Richter on Sauer

It’s been nearly 15 years since Mike Richter left the University of Wisconsin, but he’ll never forget what Jeff Sauer meant to him.

“My father died when I first came to campus, and [Sauer] flew to Philadelphia,” Richter said. “He spent time mourning with two or three hundred people that he didn’t know. He showed his appreciation.”

Jeff Sauer will retire as head coach of Wisconsin after this season.

Jeff Sauer will retire as head coach of Wisconsin after this season.

Less than two weeks ago, Sauer announced this would be his last season behind the Wisconsin bench, after 20 seasons and two national championships. Richter was one of many future NHL players that Sauer coached; if Canada and the United States should meet in this year’s Winter Olympics, a pair of former Badger goalies are likely to square off against each other — in Richter and Curtis Joseph — just as they did in the epic best-of-three World Cup finals in 1996.

Though 15 years removed from the program, Richter regularly stays in touch with Sauer, and finds it hard to believe he won’t be coaching next year.

“I was surprised,” Richter said. “He was there for a long time and he’s done a fabulous job. It’s amazing how many years have gone by.

“He’s got that many wins under his belt and passed Bob Johnson. And he coached with a lot of class.”

Johnson, of course, was the legendary previous Badgers coach — revered not just in Madison, but throughout hockey. He built the Wisconsin program, won three national championships, and went on to win two Stanley Cups after jumping to the NHL.
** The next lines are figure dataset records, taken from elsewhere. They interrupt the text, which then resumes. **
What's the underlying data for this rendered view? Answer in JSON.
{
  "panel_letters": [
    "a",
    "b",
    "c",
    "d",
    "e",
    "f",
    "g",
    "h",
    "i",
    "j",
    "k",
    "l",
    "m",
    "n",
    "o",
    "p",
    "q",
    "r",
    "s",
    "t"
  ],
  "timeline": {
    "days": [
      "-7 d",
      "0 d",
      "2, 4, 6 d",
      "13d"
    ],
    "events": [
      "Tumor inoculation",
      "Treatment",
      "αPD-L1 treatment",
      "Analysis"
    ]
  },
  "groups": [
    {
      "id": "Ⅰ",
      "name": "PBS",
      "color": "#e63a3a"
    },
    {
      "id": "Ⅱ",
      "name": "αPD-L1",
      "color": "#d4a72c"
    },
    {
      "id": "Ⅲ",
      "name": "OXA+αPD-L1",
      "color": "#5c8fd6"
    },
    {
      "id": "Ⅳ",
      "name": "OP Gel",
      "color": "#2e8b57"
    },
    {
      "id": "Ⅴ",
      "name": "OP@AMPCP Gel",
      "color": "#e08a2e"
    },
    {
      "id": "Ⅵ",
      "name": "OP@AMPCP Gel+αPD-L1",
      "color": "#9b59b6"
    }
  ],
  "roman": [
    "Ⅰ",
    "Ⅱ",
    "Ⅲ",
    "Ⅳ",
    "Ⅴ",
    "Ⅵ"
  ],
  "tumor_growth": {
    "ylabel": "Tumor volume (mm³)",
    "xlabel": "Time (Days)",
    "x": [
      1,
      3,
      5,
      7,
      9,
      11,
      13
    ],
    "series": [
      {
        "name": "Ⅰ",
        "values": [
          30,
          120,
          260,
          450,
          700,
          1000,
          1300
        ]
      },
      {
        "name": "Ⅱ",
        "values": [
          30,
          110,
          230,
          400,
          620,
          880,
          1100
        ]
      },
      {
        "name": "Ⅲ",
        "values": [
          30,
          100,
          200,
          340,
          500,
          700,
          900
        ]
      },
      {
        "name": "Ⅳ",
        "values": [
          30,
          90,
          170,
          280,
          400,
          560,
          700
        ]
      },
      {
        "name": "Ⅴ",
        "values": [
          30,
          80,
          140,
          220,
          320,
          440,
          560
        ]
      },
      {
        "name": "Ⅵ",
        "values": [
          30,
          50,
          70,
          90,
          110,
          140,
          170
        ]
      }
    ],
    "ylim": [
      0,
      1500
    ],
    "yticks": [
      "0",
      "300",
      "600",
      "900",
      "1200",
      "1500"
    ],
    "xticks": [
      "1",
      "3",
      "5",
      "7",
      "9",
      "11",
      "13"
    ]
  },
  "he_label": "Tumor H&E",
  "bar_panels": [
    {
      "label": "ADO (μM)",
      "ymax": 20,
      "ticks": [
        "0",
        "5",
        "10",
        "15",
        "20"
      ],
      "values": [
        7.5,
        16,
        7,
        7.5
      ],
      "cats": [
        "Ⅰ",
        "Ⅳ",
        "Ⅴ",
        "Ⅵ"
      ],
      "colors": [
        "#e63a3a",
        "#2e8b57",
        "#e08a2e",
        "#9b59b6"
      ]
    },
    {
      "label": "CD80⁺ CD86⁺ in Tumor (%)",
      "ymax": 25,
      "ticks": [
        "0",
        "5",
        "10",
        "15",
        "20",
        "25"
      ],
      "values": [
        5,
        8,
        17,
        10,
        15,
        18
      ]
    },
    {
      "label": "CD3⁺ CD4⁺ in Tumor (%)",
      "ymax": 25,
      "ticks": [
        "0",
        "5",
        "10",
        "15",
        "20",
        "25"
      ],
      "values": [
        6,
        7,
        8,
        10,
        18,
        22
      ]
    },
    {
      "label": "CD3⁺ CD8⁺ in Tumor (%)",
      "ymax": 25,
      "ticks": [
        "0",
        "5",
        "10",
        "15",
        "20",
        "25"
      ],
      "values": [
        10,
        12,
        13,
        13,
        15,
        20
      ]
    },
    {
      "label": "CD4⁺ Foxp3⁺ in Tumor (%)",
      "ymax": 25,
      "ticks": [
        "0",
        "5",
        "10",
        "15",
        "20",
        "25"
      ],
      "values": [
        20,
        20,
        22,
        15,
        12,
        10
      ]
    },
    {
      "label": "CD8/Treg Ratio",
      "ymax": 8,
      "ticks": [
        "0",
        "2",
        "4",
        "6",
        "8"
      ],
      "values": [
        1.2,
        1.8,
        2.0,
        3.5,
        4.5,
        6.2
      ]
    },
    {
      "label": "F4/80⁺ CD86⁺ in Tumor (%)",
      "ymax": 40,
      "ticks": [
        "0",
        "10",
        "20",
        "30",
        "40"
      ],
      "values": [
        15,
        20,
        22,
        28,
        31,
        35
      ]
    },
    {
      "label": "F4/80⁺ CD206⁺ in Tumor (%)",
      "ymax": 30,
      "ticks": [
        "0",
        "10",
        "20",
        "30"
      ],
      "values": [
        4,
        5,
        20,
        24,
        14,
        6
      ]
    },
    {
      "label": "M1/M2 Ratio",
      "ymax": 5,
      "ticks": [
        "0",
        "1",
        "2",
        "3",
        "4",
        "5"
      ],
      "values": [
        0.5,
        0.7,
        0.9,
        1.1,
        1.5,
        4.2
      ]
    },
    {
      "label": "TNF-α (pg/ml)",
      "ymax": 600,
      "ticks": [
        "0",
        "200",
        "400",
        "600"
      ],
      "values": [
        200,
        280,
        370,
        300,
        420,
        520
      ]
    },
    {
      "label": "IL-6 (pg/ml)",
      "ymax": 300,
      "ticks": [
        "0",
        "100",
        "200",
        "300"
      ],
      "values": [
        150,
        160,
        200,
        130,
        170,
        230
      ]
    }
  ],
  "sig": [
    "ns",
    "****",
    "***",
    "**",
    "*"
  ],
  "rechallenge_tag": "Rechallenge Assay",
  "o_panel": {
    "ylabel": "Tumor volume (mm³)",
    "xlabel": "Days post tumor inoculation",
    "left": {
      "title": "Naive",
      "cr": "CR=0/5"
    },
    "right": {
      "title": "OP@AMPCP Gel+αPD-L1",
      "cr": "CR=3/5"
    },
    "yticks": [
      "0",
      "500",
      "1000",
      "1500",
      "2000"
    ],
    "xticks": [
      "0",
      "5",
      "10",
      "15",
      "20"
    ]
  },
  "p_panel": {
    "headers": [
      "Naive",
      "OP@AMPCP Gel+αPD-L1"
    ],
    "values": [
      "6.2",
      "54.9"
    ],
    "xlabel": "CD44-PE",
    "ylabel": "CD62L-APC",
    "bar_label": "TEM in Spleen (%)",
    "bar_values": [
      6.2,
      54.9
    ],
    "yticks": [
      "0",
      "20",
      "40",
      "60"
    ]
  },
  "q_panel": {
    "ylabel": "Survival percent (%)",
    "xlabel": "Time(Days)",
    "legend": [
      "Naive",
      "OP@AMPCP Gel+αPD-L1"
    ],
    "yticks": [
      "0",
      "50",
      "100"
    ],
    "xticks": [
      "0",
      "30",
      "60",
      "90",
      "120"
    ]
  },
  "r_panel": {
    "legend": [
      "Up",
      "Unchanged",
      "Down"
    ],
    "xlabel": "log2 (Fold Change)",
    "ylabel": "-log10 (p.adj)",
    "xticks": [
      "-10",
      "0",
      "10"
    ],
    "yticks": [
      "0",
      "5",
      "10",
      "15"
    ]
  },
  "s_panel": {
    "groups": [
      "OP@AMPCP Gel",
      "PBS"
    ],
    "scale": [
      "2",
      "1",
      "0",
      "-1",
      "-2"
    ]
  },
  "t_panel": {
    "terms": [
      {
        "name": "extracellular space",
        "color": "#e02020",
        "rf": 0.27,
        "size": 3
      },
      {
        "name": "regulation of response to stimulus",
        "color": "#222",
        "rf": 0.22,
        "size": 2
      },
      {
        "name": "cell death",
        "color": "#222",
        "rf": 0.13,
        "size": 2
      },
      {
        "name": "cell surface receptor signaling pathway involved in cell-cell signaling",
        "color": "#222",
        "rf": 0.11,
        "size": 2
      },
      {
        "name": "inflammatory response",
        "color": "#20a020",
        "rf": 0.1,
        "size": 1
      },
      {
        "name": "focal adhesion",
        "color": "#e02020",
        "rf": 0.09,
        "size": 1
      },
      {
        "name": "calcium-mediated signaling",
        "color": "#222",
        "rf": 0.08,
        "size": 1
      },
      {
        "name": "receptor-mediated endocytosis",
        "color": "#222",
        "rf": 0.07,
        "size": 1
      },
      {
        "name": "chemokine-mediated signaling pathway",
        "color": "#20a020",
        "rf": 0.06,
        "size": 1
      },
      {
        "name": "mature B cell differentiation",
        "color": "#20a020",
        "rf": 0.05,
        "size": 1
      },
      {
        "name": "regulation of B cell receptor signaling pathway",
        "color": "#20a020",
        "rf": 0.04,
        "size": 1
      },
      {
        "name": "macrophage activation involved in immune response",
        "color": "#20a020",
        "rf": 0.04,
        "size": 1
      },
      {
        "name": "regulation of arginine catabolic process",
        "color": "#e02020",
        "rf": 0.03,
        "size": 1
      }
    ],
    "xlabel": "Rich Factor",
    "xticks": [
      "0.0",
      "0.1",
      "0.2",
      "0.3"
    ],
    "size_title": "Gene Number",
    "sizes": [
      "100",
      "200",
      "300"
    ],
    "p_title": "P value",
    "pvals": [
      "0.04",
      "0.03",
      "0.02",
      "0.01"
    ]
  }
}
Sauer coached nine Olympians and won plenty of games himself, but there were tough shoes for him to fill. He had been an assistant under Johnson, but was still an outsider — a Colorado College graduate who was coaching there at the time of his return to Wisconsin.
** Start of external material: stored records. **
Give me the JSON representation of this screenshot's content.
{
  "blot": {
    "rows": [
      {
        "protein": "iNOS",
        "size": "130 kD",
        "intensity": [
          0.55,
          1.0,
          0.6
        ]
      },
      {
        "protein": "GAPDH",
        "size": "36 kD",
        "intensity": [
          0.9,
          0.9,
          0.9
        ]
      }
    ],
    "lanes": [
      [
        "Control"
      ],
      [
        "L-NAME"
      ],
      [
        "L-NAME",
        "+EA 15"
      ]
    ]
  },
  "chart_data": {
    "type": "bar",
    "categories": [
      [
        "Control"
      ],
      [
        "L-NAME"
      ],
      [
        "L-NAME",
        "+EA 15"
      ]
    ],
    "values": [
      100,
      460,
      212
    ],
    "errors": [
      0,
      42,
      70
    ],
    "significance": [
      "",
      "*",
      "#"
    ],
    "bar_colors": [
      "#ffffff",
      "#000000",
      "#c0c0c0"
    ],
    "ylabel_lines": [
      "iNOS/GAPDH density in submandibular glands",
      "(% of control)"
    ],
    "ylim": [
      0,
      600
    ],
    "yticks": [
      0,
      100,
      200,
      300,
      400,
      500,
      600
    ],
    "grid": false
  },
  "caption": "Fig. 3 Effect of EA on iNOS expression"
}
Sauer won a national championship in his first season, 1983, and again in 1990, and there are still those who give him no credit for it … saying he won with “Bob Johnson’s players,” or some such thing.
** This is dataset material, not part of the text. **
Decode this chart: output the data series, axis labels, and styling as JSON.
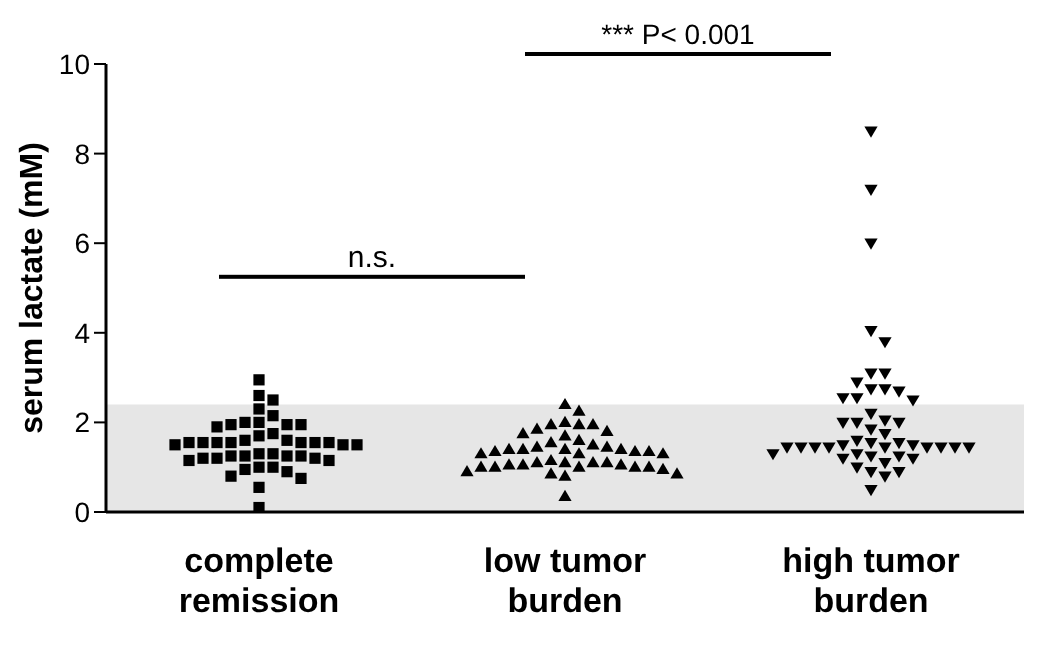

“That may be so,” said Richter, “but he hung in there, he kept going through good years and bad, and he put his own signature on the program. He was winning with his own team in his own way. You have to give him credit for the amount of success he’s had.

“It’s been phenomenal. It’s an end of an era, and hopefully they’ll have as much success when the new guy comes in.”

For Richter, it will always come back to that week when he arrived on campus as a wide-eyed freshman, straight from a place — Philadelphia — that wasn’t exactly a hockey hotbed.

“The thing I remember the most about him was how much interest he took in the personal side of the game,” said Richter. “Each player meant a lot ot him.

“I could remember aunts and uncles coming up to me [at the funeral] saying, ‘Boy, you picked the right place. That’s a really good person.’

“That to me was the most important thing he could’ve given me in terms of support.

“But he’ll hopefully be able to relax and enjoy the rest of his life … and have as much success off the ice as he had on it.”